The result is a simple Grafana dashboard with the aim to increase consciousness around cloud carbon consumption.

Where is Cloud energy coming from?

Different forms of energy production have wildly different carbon intensity. This is usually calculated by determining the grams of carbon per kilowatt-hour of energy produced.

Carbon intensity from https://blueskymodel.org/kilowatt-hour

Carbon intensity from https://blueskymodel.org/kilowatt-hour

According to Jeff Barr’s outstanding post about AWS Cloud Computing Server Utilization Amazon had an average power mix of 393 grams of carbon per kWh back in 2015, which makes it slightly better than Natural Gas. Google Cloud purchases carbon offsets for all its energy consumption (which is admirable) but like with many things Google, there is no transparency around the actual carbon intensity of the energy used in their data centers. Microsoft has similar policies to Google in terms of offsetting carbon. Its disappointing that Jeff’s post on this subject is only real data out there.

Measuring Compute Efficiency

The second big factor in running a data center is how efficiently you are able to turn energy into cpu cycles offered to the user. This is not clear cut and Jeff’s post above makes a strong case that Amazon (and cloud providers generally) can probably do this better than anyone by doing it at scale. While Jeff takes a comparative approach I found it more helpful to look broadly at research as it pertains to Flops Per Watt which is the broadly the measurement used on everything from Smartphones to High Performance Computing.
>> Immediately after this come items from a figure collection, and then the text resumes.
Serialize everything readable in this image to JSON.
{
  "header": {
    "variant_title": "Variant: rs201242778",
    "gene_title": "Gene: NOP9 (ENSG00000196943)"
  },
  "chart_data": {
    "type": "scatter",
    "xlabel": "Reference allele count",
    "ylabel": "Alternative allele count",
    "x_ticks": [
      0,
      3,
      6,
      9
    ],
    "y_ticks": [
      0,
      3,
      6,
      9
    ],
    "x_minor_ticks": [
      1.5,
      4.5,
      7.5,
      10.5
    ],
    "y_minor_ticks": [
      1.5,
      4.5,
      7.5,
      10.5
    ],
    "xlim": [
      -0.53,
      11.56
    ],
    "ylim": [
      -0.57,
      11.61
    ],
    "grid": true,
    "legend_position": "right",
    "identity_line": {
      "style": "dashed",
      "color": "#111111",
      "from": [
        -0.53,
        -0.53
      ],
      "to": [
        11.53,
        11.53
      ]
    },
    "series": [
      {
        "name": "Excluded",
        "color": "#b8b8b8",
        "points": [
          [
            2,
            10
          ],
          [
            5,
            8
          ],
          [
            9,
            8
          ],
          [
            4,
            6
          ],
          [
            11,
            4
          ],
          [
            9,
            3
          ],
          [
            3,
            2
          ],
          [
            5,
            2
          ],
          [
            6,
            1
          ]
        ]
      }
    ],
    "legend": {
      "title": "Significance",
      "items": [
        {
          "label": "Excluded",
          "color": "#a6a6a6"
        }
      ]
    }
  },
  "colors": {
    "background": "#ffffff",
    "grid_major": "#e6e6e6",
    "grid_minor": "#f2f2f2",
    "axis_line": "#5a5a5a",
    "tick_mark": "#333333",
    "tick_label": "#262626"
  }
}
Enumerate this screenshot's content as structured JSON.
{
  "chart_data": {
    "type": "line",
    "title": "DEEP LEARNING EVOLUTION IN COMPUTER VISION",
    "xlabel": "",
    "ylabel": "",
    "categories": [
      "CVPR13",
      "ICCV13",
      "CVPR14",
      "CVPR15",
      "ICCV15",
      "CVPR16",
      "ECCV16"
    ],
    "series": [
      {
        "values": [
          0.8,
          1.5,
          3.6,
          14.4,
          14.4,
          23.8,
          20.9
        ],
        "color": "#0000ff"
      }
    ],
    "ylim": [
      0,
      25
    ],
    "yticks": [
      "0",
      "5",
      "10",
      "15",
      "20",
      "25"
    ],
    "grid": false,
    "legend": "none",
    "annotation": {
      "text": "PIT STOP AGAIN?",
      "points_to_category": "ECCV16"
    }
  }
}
That said, I am not really sure what to expect out of a datacenter and included a wide variety of options.

FLOPS per watt from https://en.wikipedia.org/wiki/Performance_per_watt

FLOPS per watt from https://en.wikipedia.org/wiki/Performance_per_watt

Bringing it all together in Grafana

I wanted to use these benchmarks together to allow Kubernetes users to estimate the carbon footprint of their Kubernetes clusters and workloads running on them. Since each cloud provider and data center are different (and somewhat opaque at the moment) I allow the user to configure key variables for Carbon Per Watt and Flops per Watt.

A call for more transparency around carbon from cloud providers

I especially wanted to incorporate the ability for users to look at the difference of running their workloads in different configurations and starting asking their cloud providers for more transparency. As the “Cloud Wars” drive more innovation and products to enterprise customers, those customers need to start asking about the impact their compute decisions have on the planet. My hope is that one day users are actively choosing cloud providers, and even availability zones based on their carbon footprint.